Une coordination nationale de la recherche clinique "aurait été nécessaire"
Interrogé sur la gouvernance scientifique mise en place à l'occasion de la crise créée par l'épidémie de Covid-19, le médecin a souligné le "travail extraordinaire" effectué par le comité scientifique, présidé par le Pr Jean-François Delfraissy. "Ce que [ses membres] ont dit n'est pas sujet à controverses", a-t-il déclaré.

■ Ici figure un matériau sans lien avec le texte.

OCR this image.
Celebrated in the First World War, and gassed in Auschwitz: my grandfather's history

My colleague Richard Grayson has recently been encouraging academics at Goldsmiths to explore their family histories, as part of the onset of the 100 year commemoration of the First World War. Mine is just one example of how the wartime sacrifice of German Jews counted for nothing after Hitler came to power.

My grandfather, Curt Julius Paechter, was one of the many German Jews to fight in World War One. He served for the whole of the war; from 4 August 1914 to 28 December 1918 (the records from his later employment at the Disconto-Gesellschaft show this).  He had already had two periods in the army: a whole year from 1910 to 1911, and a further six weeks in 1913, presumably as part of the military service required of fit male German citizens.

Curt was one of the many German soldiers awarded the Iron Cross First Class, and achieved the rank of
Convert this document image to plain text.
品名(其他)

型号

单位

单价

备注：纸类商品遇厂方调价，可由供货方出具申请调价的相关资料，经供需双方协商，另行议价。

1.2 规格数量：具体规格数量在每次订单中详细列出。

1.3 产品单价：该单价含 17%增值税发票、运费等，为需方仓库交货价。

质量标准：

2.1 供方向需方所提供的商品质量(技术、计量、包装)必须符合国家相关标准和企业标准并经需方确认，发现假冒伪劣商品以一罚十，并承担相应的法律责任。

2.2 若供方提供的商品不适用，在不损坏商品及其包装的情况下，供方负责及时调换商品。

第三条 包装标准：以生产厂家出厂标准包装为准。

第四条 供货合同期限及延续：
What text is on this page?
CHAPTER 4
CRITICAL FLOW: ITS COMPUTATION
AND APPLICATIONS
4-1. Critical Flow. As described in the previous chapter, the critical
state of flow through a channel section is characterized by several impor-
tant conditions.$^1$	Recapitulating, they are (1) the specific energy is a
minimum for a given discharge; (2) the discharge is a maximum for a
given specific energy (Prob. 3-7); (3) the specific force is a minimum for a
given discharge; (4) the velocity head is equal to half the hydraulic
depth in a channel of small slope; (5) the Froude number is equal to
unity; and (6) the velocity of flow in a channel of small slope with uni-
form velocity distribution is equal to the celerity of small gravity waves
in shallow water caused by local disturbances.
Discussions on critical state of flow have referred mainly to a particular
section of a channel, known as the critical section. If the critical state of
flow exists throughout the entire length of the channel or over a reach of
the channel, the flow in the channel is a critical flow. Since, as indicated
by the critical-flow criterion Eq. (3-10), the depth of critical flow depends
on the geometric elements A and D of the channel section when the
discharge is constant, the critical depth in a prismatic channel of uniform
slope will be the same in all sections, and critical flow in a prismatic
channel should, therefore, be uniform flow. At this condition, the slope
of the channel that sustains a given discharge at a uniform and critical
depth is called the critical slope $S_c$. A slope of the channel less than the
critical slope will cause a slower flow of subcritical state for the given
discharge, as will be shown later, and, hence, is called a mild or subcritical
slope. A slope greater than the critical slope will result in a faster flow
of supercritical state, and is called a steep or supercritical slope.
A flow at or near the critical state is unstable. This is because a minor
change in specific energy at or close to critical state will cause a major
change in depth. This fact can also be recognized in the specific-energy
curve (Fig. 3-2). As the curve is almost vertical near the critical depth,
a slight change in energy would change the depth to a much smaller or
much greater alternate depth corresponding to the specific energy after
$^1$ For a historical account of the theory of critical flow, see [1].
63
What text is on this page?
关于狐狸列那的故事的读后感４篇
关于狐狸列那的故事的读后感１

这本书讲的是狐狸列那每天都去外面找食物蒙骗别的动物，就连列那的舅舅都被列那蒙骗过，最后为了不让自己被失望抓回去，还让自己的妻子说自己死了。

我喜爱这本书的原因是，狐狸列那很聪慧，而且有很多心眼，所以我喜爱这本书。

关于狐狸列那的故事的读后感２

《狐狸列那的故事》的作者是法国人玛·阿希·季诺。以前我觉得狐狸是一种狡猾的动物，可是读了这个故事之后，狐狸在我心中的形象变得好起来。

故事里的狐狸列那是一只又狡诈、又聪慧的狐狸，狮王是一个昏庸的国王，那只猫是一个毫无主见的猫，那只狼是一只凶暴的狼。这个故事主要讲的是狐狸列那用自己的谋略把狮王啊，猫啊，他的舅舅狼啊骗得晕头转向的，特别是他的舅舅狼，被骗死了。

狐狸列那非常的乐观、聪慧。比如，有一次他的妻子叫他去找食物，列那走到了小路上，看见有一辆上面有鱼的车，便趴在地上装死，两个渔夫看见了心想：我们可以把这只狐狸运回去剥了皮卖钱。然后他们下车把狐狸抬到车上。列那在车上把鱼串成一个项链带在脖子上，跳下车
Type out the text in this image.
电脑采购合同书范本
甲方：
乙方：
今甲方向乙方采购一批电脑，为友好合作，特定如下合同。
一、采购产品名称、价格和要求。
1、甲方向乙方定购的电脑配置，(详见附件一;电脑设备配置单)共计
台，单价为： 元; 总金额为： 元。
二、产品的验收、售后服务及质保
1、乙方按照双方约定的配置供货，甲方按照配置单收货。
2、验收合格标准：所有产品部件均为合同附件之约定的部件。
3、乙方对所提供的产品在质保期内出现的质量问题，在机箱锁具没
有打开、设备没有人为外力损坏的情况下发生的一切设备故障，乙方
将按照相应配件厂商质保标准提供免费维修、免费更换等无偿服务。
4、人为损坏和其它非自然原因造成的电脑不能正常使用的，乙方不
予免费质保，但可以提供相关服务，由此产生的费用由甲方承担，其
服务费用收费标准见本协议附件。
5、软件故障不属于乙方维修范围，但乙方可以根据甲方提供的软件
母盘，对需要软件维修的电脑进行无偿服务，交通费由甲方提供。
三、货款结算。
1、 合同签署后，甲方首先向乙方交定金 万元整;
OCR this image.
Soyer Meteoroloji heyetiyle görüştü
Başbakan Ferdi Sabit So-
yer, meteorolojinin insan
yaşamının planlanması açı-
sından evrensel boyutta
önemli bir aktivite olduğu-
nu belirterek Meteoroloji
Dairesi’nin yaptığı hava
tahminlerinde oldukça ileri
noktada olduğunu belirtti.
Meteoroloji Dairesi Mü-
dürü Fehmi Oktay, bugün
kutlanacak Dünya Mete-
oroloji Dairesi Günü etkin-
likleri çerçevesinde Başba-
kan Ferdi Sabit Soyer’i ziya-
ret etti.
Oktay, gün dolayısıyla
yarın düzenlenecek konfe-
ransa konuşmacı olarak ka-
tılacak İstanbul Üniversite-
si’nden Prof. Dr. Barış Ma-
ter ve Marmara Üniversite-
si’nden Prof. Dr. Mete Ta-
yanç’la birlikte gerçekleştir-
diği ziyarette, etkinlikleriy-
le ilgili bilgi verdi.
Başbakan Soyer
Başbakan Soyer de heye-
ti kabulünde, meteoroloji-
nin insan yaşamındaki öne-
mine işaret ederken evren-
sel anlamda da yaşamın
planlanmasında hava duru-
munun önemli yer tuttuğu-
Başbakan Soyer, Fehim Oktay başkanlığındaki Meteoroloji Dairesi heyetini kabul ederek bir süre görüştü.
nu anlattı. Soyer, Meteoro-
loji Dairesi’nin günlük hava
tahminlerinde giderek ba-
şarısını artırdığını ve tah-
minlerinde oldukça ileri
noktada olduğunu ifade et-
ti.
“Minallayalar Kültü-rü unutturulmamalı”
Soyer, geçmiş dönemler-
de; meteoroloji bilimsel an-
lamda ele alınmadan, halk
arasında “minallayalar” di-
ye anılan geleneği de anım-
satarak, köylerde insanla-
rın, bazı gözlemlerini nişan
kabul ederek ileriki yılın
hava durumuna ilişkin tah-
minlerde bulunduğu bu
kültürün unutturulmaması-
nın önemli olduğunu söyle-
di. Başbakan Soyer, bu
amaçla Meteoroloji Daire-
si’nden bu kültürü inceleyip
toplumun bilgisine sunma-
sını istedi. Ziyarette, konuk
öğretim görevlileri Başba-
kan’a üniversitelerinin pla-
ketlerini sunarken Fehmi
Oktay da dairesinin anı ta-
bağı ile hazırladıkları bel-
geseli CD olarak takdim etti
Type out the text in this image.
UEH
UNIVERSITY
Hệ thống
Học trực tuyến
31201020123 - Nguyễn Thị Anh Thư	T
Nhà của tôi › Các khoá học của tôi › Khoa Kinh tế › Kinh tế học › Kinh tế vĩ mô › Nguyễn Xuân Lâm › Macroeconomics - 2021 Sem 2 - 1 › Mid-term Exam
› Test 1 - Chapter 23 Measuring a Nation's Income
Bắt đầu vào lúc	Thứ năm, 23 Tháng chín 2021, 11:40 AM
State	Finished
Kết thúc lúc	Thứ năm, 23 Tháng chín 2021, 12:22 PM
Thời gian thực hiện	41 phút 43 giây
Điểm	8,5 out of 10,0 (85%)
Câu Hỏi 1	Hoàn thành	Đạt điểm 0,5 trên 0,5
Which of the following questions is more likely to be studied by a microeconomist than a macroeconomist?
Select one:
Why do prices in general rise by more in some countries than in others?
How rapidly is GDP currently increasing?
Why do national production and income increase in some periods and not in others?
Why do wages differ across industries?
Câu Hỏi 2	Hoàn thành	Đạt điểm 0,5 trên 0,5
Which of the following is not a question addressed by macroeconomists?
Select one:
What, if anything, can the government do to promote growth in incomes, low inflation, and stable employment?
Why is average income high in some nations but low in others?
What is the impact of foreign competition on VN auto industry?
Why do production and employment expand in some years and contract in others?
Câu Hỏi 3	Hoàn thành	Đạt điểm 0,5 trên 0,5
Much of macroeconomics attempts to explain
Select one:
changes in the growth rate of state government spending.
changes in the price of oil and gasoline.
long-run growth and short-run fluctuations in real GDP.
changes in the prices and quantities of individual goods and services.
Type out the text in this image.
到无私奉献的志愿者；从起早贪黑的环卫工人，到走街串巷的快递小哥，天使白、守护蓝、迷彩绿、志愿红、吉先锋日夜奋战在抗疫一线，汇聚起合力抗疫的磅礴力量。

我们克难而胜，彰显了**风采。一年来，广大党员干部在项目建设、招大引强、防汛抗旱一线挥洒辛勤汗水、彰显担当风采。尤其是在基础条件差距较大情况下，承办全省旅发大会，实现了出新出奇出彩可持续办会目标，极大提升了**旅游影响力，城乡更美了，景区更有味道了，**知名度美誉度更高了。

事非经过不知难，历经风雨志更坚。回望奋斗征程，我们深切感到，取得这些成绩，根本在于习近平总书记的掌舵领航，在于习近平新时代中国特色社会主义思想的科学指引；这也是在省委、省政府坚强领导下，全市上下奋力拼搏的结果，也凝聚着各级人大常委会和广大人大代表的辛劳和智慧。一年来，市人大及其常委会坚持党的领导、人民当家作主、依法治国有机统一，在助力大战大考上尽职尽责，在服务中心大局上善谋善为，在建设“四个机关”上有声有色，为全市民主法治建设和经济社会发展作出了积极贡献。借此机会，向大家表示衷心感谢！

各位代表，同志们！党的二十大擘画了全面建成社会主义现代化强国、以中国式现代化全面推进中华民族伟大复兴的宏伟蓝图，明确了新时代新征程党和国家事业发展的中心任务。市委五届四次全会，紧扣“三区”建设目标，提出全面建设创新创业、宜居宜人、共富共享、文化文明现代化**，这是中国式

Il a cependant estimé que dans ce type de situation de tension, il faut "résister aux tentations" de création de nouveaux organismes. "J'aurai plutôt essayé un comité de liaison, entre l'Inserm, le CNRS, les académies, le Haut conseil de la santé publique [HCSP], la Haute autorité de santé [HAS], les présidents des comités scientifiques des agences". "Ceci aurait permis de donner une feuille de route à chacun des organismes, d'avoir un bureau de coordination de l'expertise", a-t-il justifié.
William Dab a surtout critiqué le pilotage de la recherche sur le Covid. Dans ce domaine, "nous avons perdu en efficacité". "En particulier, le pilotage des essais thérapeutiques n'a pas été suffisamment fort, du coup, il y a eu des doublons, on a manqué de patients pour faire tous les essais prévus."
"En recherche clinique, une coordination nationale de toutes les ressources aurait vraiment été nécessaire", a-t-il insisté.
Sur hydroxychloroquine (Plaquenil*, Sanofi), "je regrette amèrement qu'on ait vendu dans les médias, y compris par pétition, sa prescription", a déclaré William Dab. "Moyennant quoi, comme on a fait un battage médiatique avant d'avoir la preuve, tout le monde s'est rué sur le médicament et tous les essais thérapeutiques ont été sabotés".
"Quand on regarde les dossiers, on n'a franchement pas l'impression que c'est le traitement miracle qu'on nous a vendu", a-t-il poursuivi. En revanche, "avec la dexaméthasone, on a une piste extrêmement sérieuse de réduction de la mortalité du Covid".